How to Protect an Axe Handle: Preventing Damage to the Neck of a Wooden Haft
An axe is a must for the cabin-dweller, the back-woods camper and the RV traveler. But unless you’re Paul Bunyan, a skilled back-woodsman, or a professional logger, take a close look at the wooden handles of your axes. Chances are good that they’re chewed up a bit from overstrikes or misaimed swings.
Damage to the Neck
The neck of the haft (handle) is the part immediately under the bit or blade, opposite the shoulder (see image). The neck can take a lot of damage when it hits or glances off a piece of split firewood. Eventually, it will become split, chipped, and cracked. Most campers will put a few wraps of black electrical tape around the neck and shoulder in the hope of slowing the carnage, like a bandage around a wounded limb, but that’s a temporary measure that is soon tattered and torn. Eventually, the damage may be enough to warrant a new handle or, in our toss-it society, a new axe.
High-quality Swedish axes, such as the Gränsfors axes featured by Lee Valley at $100 or more have a shaped steel guard or collar protecting the forward edge of the handle. All-metal axes, such as those by Estwing, are resistant to damage to the neck. Axes with fiberglass collars or handles are more resistant to overstrike damage than wood, but fiberglass too will eventually become frayed and weakened.
Low-cost Axe Handle Protection
Here’s a low-cost solution that you can apply to any axe.
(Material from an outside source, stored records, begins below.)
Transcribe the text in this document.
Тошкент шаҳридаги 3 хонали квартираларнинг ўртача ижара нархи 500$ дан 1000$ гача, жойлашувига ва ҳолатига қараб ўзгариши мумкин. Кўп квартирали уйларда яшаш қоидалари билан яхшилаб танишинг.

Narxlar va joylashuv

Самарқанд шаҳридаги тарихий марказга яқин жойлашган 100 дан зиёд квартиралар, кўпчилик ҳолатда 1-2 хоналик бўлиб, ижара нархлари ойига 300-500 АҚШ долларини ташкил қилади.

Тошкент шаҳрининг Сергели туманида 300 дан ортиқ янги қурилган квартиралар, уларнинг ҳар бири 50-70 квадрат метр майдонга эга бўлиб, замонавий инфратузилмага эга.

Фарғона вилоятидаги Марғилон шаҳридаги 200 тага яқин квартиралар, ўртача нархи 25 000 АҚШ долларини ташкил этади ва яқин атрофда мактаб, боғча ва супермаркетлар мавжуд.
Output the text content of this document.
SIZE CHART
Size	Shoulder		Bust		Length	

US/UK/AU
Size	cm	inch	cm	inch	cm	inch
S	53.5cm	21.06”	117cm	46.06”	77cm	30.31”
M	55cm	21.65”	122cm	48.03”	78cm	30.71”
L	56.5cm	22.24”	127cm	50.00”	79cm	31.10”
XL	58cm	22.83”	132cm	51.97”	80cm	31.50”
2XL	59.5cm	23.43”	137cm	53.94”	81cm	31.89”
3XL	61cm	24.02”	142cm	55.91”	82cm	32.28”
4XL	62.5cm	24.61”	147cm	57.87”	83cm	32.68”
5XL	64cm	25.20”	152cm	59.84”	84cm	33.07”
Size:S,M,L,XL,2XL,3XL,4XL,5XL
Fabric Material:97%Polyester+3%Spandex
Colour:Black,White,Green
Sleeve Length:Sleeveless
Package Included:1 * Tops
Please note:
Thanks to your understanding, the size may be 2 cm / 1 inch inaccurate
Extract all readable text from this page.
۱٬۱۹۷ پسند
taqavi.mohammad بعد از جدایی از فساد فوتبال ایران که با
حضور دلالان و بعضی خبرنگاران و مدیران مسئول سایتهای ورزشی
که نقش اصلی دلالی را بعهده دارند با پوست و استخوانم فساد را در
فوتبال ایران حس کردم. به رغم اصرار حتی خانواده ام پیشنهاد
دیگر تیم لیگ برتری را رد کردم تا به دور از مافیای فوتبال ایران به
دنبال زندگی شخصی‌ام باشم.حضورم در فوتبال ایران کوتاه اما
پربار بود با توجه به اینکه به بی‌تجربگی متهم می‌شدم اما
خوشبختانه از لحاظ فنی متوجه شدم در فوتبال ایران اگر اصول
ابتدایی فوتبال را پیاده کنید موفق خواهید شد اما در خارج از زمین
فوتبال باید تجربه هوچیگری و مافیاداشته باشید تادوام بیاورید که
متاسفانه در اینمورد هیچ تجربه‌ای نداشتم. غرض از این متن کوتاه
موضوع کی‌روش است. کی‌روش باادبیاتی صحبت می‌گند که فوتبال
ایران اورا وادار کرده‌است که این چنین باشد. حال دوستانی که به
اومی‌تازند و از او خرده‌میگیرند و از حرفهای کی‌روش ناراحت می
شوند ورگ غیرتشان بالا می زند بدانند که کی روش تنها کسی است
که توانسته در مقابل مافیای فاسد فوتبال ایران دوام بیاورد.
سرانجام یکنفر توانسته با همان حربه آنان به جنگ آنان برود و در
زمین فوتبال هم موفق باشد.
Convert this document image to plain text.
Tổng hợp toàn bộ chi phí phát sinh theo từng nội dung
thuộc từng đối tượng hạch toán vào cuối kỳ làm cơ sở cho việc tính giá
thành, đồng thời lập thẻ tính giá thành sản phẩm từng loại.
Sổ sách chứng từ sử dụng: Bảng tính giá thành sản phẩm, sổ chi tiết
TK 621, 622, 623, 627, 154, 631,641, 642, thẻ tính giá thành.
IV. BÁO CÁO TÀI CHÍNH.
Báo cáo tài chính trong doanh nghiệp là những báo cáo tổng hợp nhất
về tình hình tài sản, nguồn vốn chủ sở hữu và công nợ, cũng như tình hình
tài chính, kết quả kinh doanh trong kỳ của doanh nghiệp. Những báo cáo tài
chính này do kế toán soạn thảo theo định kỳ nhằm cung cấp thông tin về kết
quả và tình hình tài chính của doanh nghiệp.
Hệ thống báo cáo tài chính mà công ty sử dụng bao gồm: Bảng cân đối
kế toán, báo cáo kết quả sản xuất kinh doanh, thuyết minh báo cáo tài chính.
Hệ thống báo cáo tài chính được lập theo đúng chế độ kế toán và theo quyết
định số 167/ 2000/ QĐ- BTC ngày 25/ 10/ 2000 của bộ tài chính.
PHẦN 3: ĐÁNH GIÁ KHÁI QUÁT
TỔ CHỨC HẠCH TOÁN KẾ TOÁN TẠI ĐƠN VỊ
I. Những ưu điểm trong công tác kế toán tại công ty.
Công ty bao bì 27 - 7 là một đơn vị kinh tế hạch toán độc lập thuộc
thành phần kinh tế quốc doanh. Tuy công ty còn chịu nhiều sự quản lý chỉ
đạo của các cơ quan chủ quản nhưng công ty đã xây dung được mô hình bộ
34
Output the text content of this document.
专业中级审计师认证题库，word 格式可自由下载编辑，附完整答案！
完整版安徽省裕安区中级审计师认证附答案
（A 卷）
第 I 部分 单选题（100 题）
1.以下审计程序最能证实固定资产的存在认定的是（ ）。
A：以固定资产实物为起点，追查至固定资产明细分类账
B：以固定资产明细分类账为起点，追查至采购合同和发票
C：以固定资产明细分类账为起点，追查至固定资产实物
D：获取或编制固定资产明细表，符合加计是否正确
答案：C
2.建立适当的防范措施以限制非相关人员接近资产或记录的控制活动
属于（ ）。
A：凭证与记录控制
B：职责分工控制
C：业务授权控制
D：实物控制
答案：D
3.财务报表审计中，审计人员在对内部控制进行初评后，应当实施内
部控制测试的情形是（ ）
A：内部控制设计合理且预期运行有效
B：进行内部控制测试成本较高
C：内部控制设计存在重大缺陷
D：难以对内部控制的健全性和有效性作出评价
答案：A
All it takes is a tube of some tough, flexible material between 2 and 5 cm (3/4 to 2 inches) in diameter and 7 to 10 cm (3 or 4 inches) long. Split the tube in half lengthwise. This gives two U-shaped channels, good for protecting two axes.
Go Green: Reuse
Here’s your chance to go green by reusing something that would otherwise be discarded. All of the following have proven effective:
- An old bike handlebar grip
- Old garden hose
- Black plastic PVC water pipe
Once you’ve cut the channels, slip one over the neck. It should fit snugly. Add two or three layers of electrical or duct tape to secure it.
CAUTION: This is a recommended method of protecting a wooden or fiberglass handle that is in new or like-new condition. It is NOT intended to preserve the life of a damaged or weakened haft. A damaged handle should always be replaced. Estwing recommends replacement of their metal tools if the neck is chipped or dented.
Protection that Lasts
In the local Scout troop, axe handles had a notoriously short life span. When the troop purchased a pair of new axes, the troop leader used a single bike handlebar grip, split in two, to protect them both. As the leader reported in The Canadian Leader magazine, back in May 1992, “Those axes, now five years old, have absolutely no damage to the [neck]. We’ve had to replace the tape a few times, but the rubber grip has lasted well.”